Directeur général du Crisp

D’autant que les montants présentés par le PTB sont des sommes brutes. Or, contrairement aux indemnités parlementaires classiques, les indemnités de sortie sont intégralement soumises à l’impôt. «Durant son mandat, le député bénéficie d’un régime fiscal avantageux sur son indemnité forfaitaire de frais exposés, rappelle Jean Faniel. Celle-ci est exonérée d’impôts. Mais une fois hors de l’hémicycle, ce statut fiscal spécifique prend fin.» Taxée à environ 45%, l’indemnité de sortie mensuelle brute de 11.412 euros passerait à quelque 6.000 euros nets.

Des montants cumulables

Un système qui reste malgré tout très confortable. «Comparé au montant des allocations de chômage ou à la durée d’un préavis dans le privé, par exemple, l’avantage est indéniable», note Jean Faniel. Surtout que ces indemnités sont cumulables avec un salaire ou un traitement dans la fonction publique. «Si le député retrouve un travail trois mois après la fin de son mandat, il peut continuer à toucher ses compensations, explique le président du Crisp. Sauf s’il les refuse, évidemment, ou s’il obtient un poste d’ambassadeur, de juge à la Cour constitutionnelle ou de conseiller d’Etat, qui dérogent au cumul.» A noter qu’en cas de démission volontaire en cours de législature, l’indemnité de départ n’est pas accordée au parlementaire sortant, sauf cas de force majeure à apprécier par le Bureau, précise la Chambre.

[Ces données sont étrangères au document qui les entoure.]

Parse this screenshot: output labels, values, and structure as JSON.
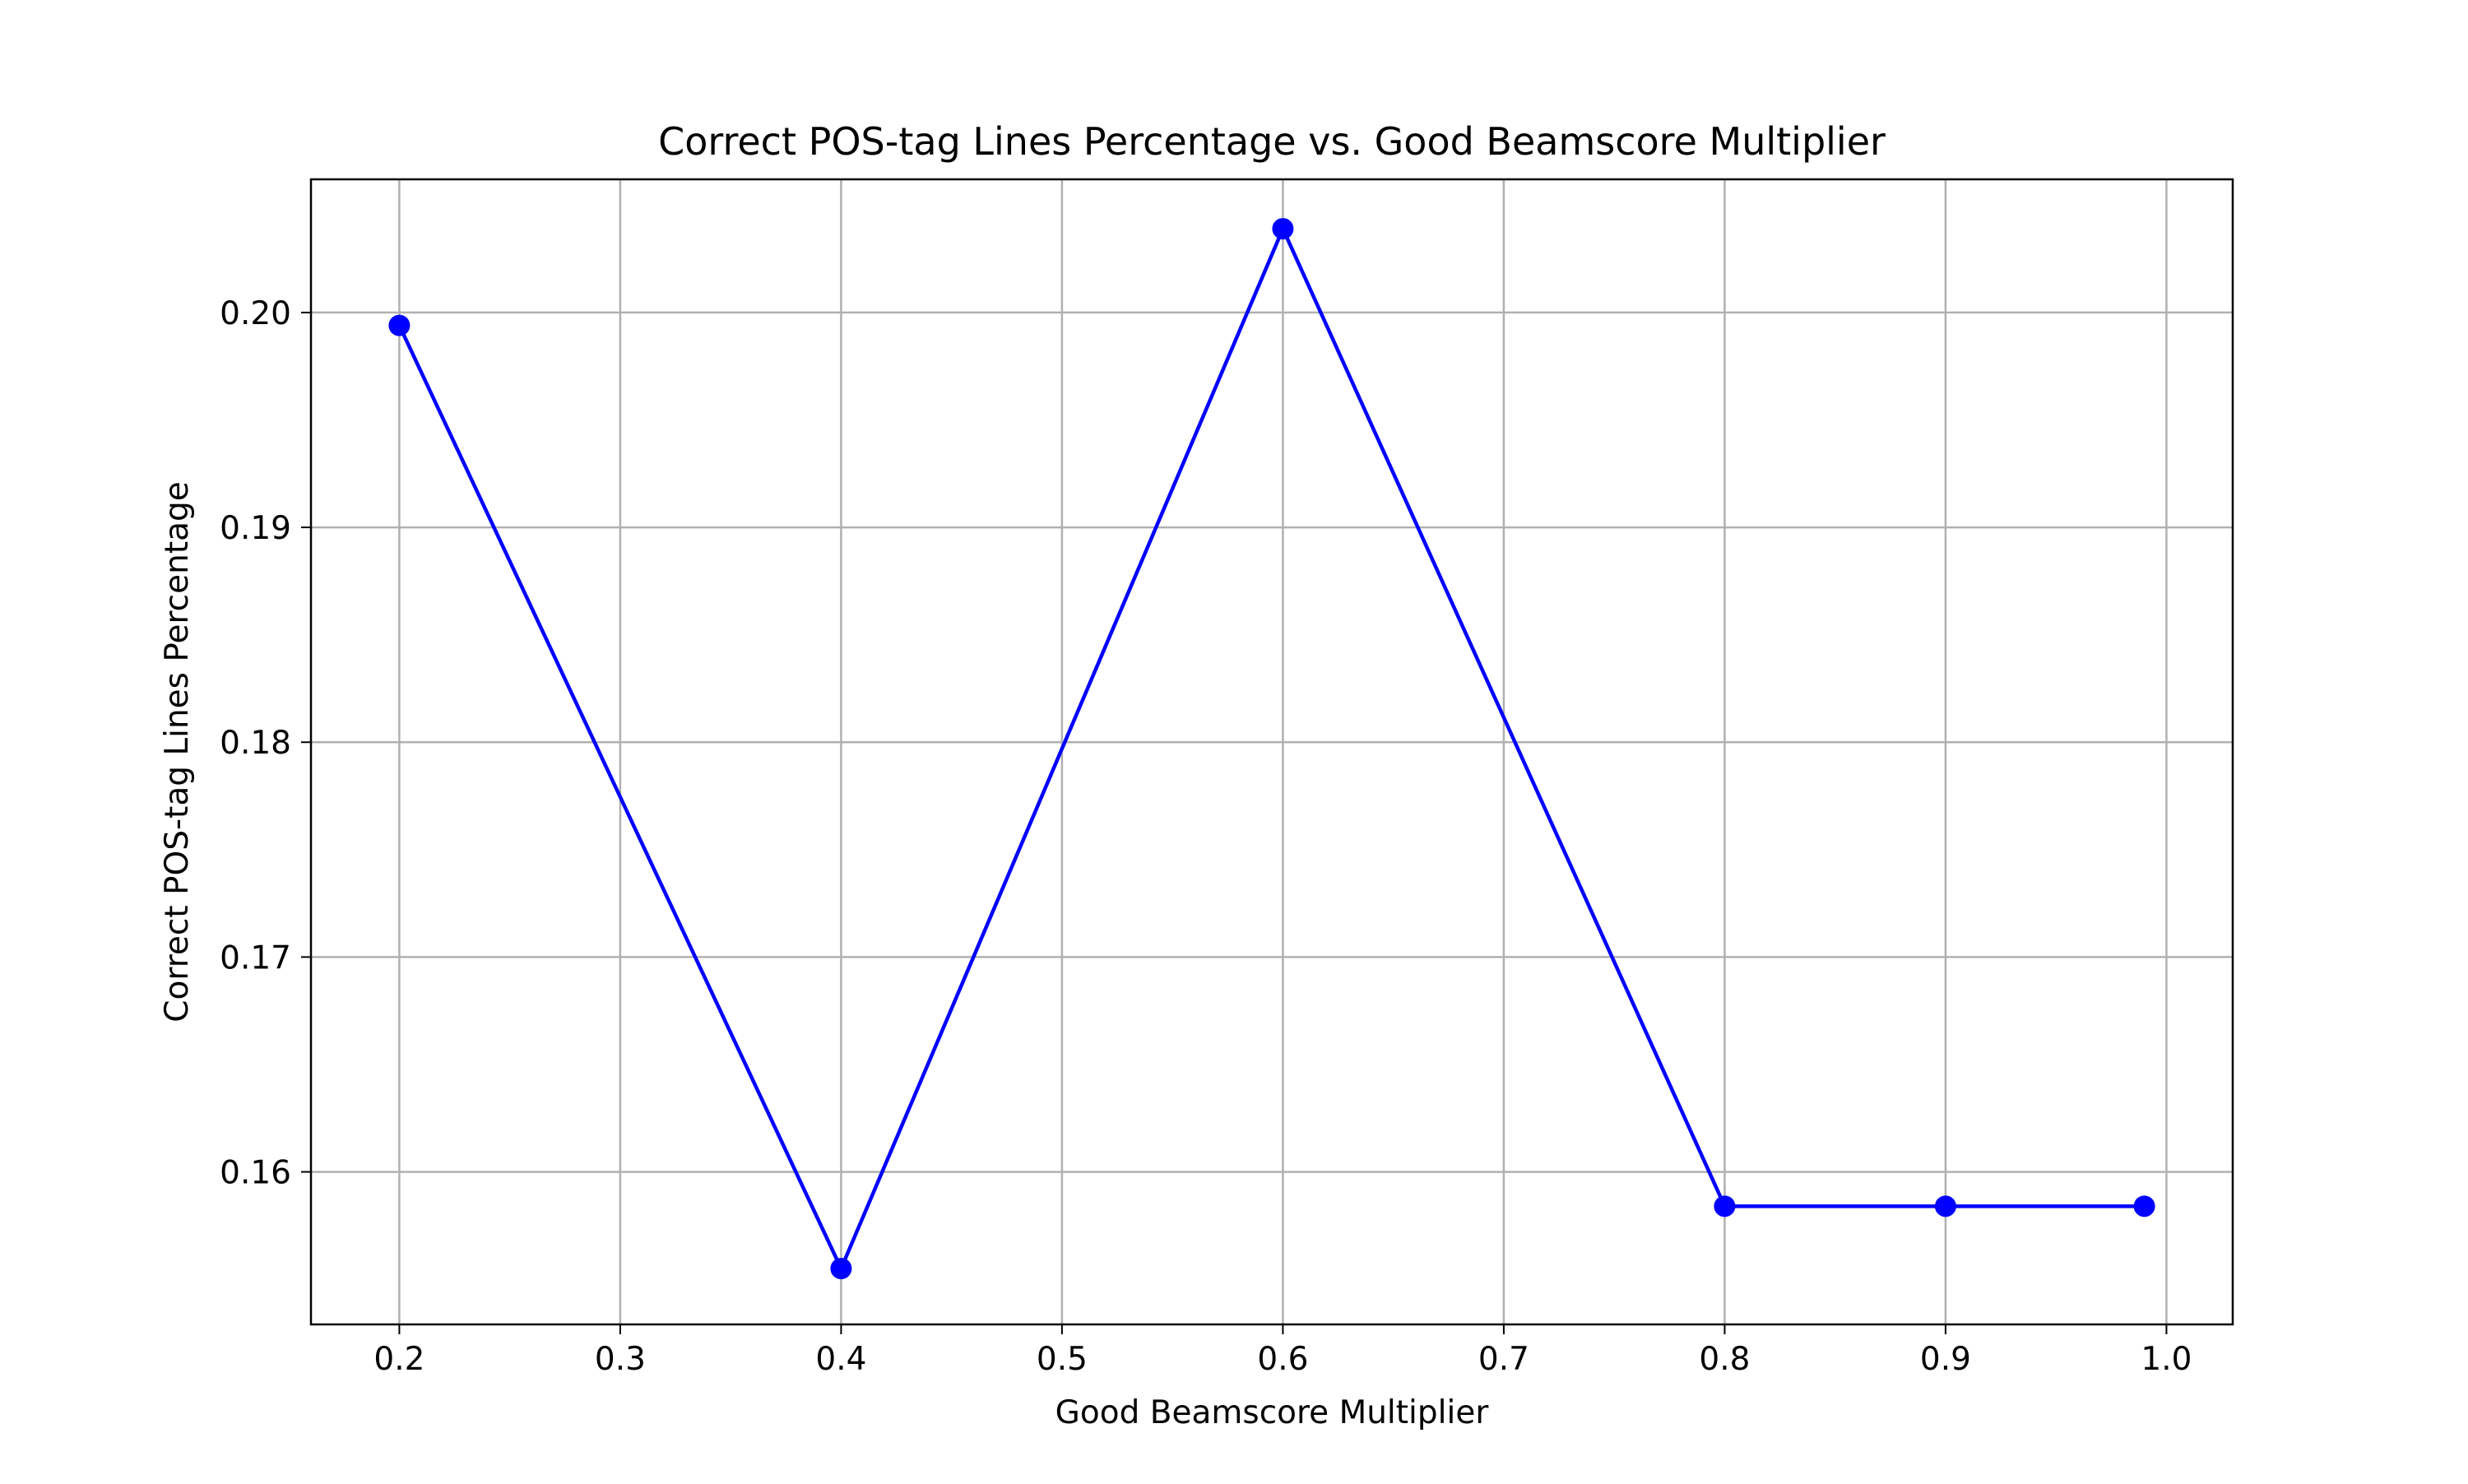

Ces indemnités ont logiquement un coût pour les finances publiques. A titre d’exemple, le Parlement bruxellois a prévu de débourser 4,2 millions d’euros pour ces compensations rien qu’en 2024. Sur les quatre prochaines années (2024-2027), le coût total avoisinera les 10,6 millions d’euros pour l’hémicycle bruxellois (9,4 millions sans les députés PTB). De son côté, la Chambre des représentants avait prévu une enveloppe de 4,6 millions d’euros pour ces indemnités dans son budget 2024. Contacté, le Parlement wallon n’était pas en mesure de fournir ces chiffres.

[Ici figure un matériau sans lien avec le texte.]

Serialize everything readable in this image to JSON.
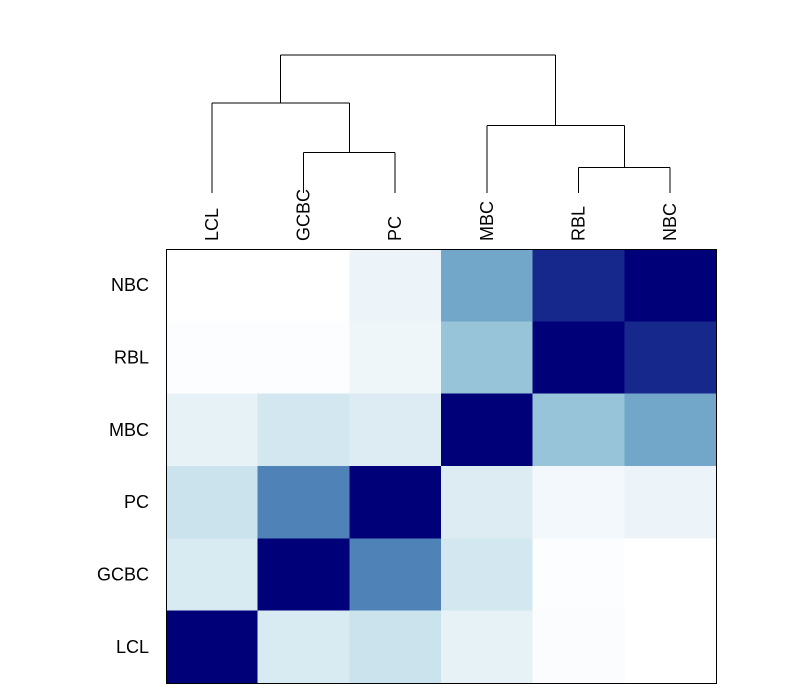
{
  "chart_data": {
    "type": "heatmap",
    "columns": [
      "LCL",
      "GCBC",
      "PC",
      "MBC",
      "RBL",
      "NBC"
    ],
    "rows_top_to_bottom": [
      "NBC",
      "RBL",
      "MBC",
      "PC",
      "GCBC",
      "LCL"
    ],
    "values": [
      [
        0.0,
        0.0,
        0.12,
        0.58,
        0.88,
        1.0
      ],
      [
        0.02,
        0.02,
        0.1,
        0.45,
        1.0,
        0.88
      ],
      [
        0.15,
        0.25,
        0.2,
        1.0,
        0.45,
        0.58
      ],
      [
        0.28,
        0.7,
        1.0,
        0.2,
        0.08,
        0.12
      ],
      [
        0.22,
        1.0,
        0.7,
        0.25,
        0.02,
        0.0
      ],
      [
        1.0,
        0.22,
        0.28,
        0.15,
        0.03,
        0.0
      ]
    ],
    "color_scale": [
      "#ffffff",
      "#e4f0f6",
      "#bfdde8",
      "#87b9d3",
      "#5b94c0",
      "#1e3894",
      "#000078"
    ],
    "dendrogram": {
      "leaves": [
        "LCL",
        "GCBC",
        "PC",
        "MBC",
        "RBL",
        "NBC"
      ],
      "merges": [
        {
          "a": "GCBC",
          "b": "PC",
          "height": 0.35
        },
        {
          "a": "RBL",
          "b": "NBC",
          "height": 0.25
        },
        {
          "a": "LCL",
          "b": "GCBC+PC",
          "height": 0.68
        },
        {
          "a": "MBC",
          "b": "RBL+NBC",
          "height": 0.53
        },
        {
          "a": "LCL+GCBC+PC",
          "b": "MBC+RBL+NBC",
          "height": 1.0
        }
      ]
    },
    "legend": "none",
    "grid": false
  }
}
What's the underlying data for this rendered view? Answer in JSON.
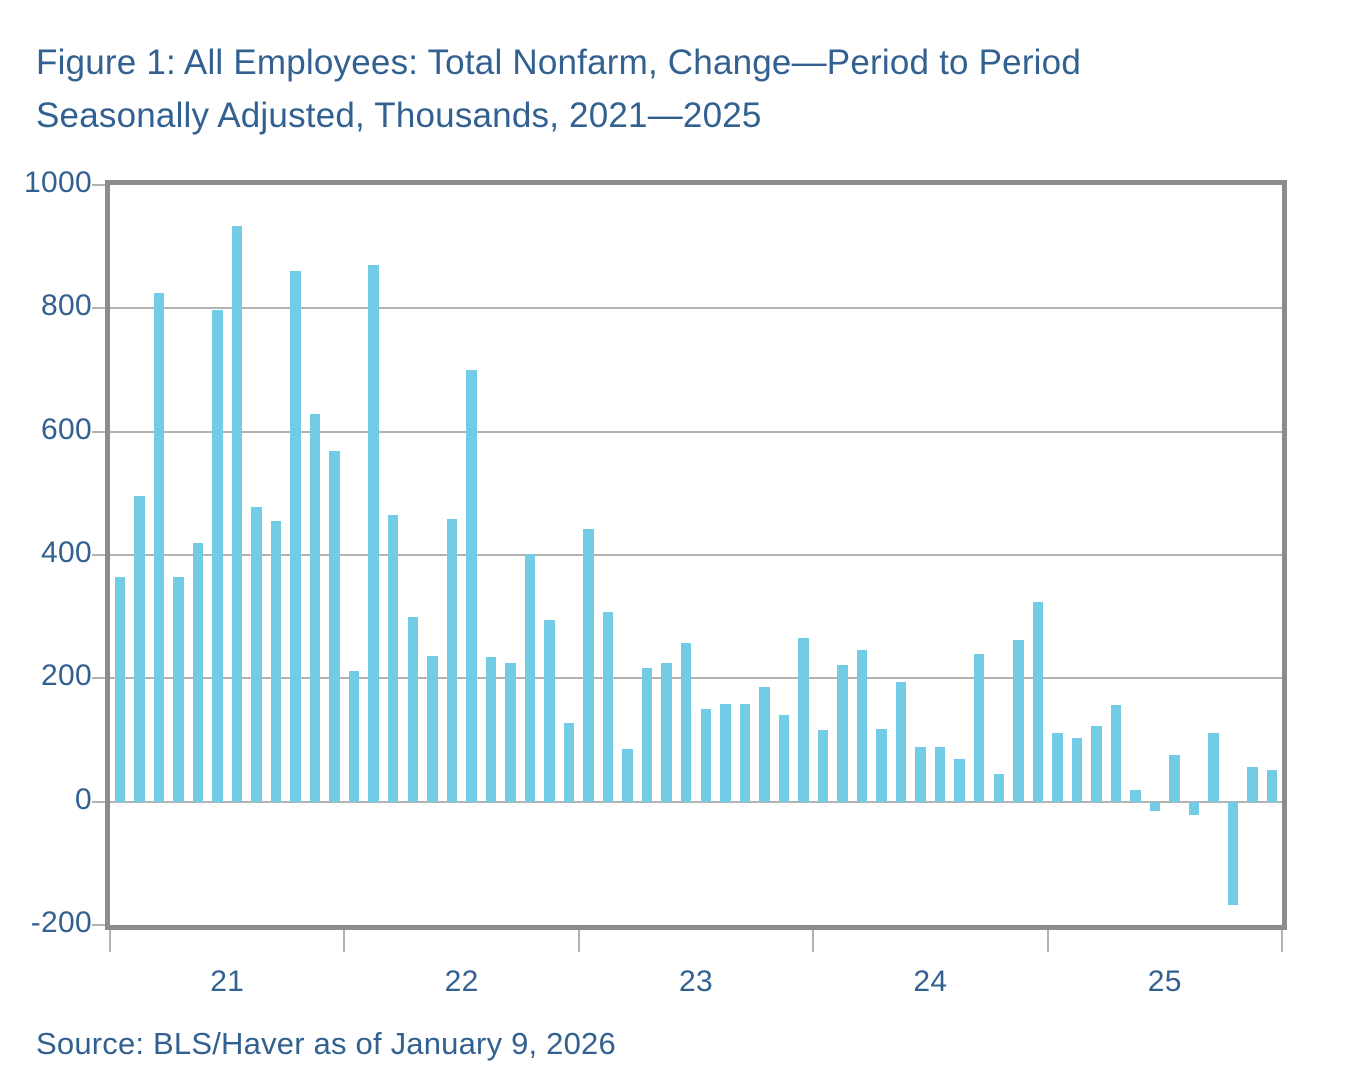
{
  "title": {
    "line1": "Figure 1: All Employees: Total Nonfarm, Change—Period to Period",
    "line2": "Seasonally Adjusted, Thousands, 2021—2025"
  },
  "source": "Source: BLS/Haver as of January 9, 2026",
  "colors": {
    "text_blue": "#326191",
    "bar_fill": "#73CCE6",
    "gridline": "#B3B3B3",
    "frame": "#8C8C8C",
    "background": "#FFFFFF"
  },
  "chart_data": {
    "type": "bar",
    "title": "All Employees: Total Nonfarm, Change—Period to Period, Seasonally Adjusted, Thousands, 2021—2025",
    "xlabel": "",
    "ylabel": "",
    "ylim": [
      -200,
      1000
    ],
    "yticks": [
      1000,
      800,
      600,
      400,
      200,
      0,
      -200
    ],
    "ytick_labels": [
      "1000",
      "800",
      "600",
      "400",
      "200",
      "0",
      "-200"
    ],
    "xtick_labels": [
      "21",
      "22",
      "23",
      "24",
      "25"
    ],
    "grid": "horizontal",
    "legend": "none",
    "frequency": "monthly",
    "categories": [
      "2021-01",
      "2021-02",
      "2021-03",
      "2021-04",
      "2021-05",
      "2021-06",
      "2021-07",
      "2021-08",
      "2021-09",
      "2021-10",
      "2021-11",
      "2021-12",
      "2022-01",
      "2022-02",
      "2022-03",
      "2022-04",
      "2022-05",
      "2022-06",
      "2022-07",
      "2022-08",
      "2022-09",
      "2022-10",
      "2022-11",
      "2022-12",
      "2023-01",
      "2023-02",
      "2023-03",
      "2023-04",
      "2023-05",
      "2023-06",
      "2023-07",
      "2023-08",
      "2023-09",
      "2023-10",
      "2023-11",
      "2023-12",
      "2024-01",
      "2024-02",
      "2024-03",
      "2024-04",
      "2024-05",
      "2024-06",
      "2024-07",
      "2024-08",
      "2024-09",
      "2024-10",
      "2024-11",
      "2024-12",
      "2025-01",
      "2025-02",
      "2025-03",
      "2025-04",
      "2025-05",
      "2025-06",
      "2025-07",
      "2025-08",
      "2025-09",
      "2025-10",
      "2025-11",
      "2025-12"
    ],
    "values": [
      365,
      495,
      825,
      365,
      420,
      798,
      933,
      478,
      455,
      860,
      628,
      568,
      212,
      870,
      465,
      300,
      237,
      458,
      700,
      235,
      225,
      402,
      295,
      128,
      442,
      307,
      86,
      216,
      225,
      257,
      150,
      158,
      158,
      186,
      140,
      265,
      117,
      222,
      246,
      118,
      194,
      89,
      89,
      69,
      240,
      45,
      262,
      324,
      112,
      104,
      122,
      157,
      19,
      -15,
      75,
      -21,
      111,
      -167,
      57,
      52
    ]
  }
}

En raison de ce poids financier et de son «injustice», le PTB appelle donc à abroger ce régime spécifique. «Quand le mandat d’un député prend fin, il doit avoir droit au chômage comme n’importe quel autre travailleur», estime Raoul Hedebouw. Un constat partagé par Ecolo qui, dans son programme électoral 2024, plaidait pour soumettre les élus au droit classique de la sécurité sociale, «que ce soit pour le chômage et la fin de mandat, les pensions, les congés de maladie ou encore la taxation sur la rémunération.»

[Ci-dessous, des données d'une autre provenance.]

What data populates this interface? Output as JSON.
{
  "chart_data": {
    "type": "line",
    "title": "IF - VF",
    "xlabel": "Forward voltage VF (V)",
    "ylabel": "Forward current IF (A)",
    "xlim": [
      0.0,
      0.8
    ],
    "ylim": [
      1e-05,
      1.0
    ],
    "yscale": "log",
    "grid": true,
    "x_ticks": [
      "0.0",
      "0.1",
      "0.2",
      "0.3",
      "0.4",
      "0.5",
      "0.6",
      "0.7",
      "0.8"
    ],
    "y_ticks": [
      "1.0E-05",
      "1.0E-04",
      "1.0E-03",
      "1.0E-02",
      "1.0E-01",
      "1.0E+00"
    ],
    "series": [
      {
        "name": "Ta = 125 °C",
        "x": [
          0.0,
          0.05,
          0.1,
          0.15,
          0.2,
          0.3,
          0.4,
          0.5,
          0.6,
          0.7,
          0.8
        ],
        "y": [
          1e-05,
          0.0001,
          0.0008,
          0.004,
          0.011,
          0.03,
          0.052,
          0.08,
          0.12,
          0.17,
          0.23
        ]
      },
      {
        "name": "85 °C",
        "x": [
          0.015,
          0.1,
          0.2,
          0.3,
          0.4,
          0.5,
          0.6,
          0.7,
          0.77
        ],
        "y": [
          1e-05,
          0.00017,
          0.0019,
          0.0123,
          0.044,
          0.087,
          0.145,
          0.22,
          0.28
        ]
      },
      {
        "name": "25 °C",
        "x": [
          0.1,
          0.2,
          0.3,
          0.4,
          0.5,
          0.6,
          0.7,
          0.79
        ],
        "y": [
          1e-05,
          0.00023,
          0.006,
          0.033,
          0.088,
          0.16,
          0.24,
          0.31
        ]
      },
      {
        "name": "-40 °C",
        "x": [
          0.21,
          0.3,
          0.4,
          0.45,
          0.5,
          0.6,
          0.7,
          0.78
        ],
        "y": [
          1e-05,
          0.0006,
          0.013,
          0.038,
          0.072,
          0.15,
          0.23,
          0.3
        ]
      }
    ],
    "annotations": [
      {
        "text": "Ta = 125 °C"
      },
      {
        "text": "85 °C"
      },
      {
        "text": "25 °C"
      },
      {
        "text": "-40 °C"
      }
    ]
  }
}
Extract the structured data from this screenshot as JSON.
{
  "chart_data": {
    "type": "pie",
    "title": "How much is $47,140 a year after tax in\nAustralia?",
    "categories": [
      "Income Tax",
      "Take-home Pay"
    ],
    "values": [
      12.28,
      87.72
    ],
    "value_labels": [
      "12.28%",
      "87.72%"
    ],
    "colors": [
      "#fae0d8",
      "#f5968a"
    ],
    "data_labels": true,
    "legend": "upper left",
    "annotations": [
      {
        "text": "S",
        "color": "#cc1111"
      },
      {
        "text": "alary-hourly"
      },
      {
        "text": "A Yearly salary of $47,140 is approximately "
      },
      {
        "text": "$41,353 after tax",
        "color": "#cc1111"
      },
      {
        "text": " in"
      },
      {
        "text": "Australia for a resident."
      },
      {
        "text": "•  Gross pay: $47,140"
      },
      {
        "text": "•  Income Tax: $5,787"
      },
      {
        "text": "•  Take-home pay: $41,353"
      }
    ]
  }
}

Si les 15 députés non réélus du PTB ont déjà annoncé qu’ils refuseraient leurs indemnités de sortie, d’autres mandataires pourraient suivre. L’identité des réfractaires n’est à ce stade pas encore rendue publique par les différentes assemblées, la période pour solliciter les indemnités courant toujours jusque début septembre. La Chambre a toutefois déjà indiqué qu’elle ne communiquerait pas sur les dossiers personnels de ses membres.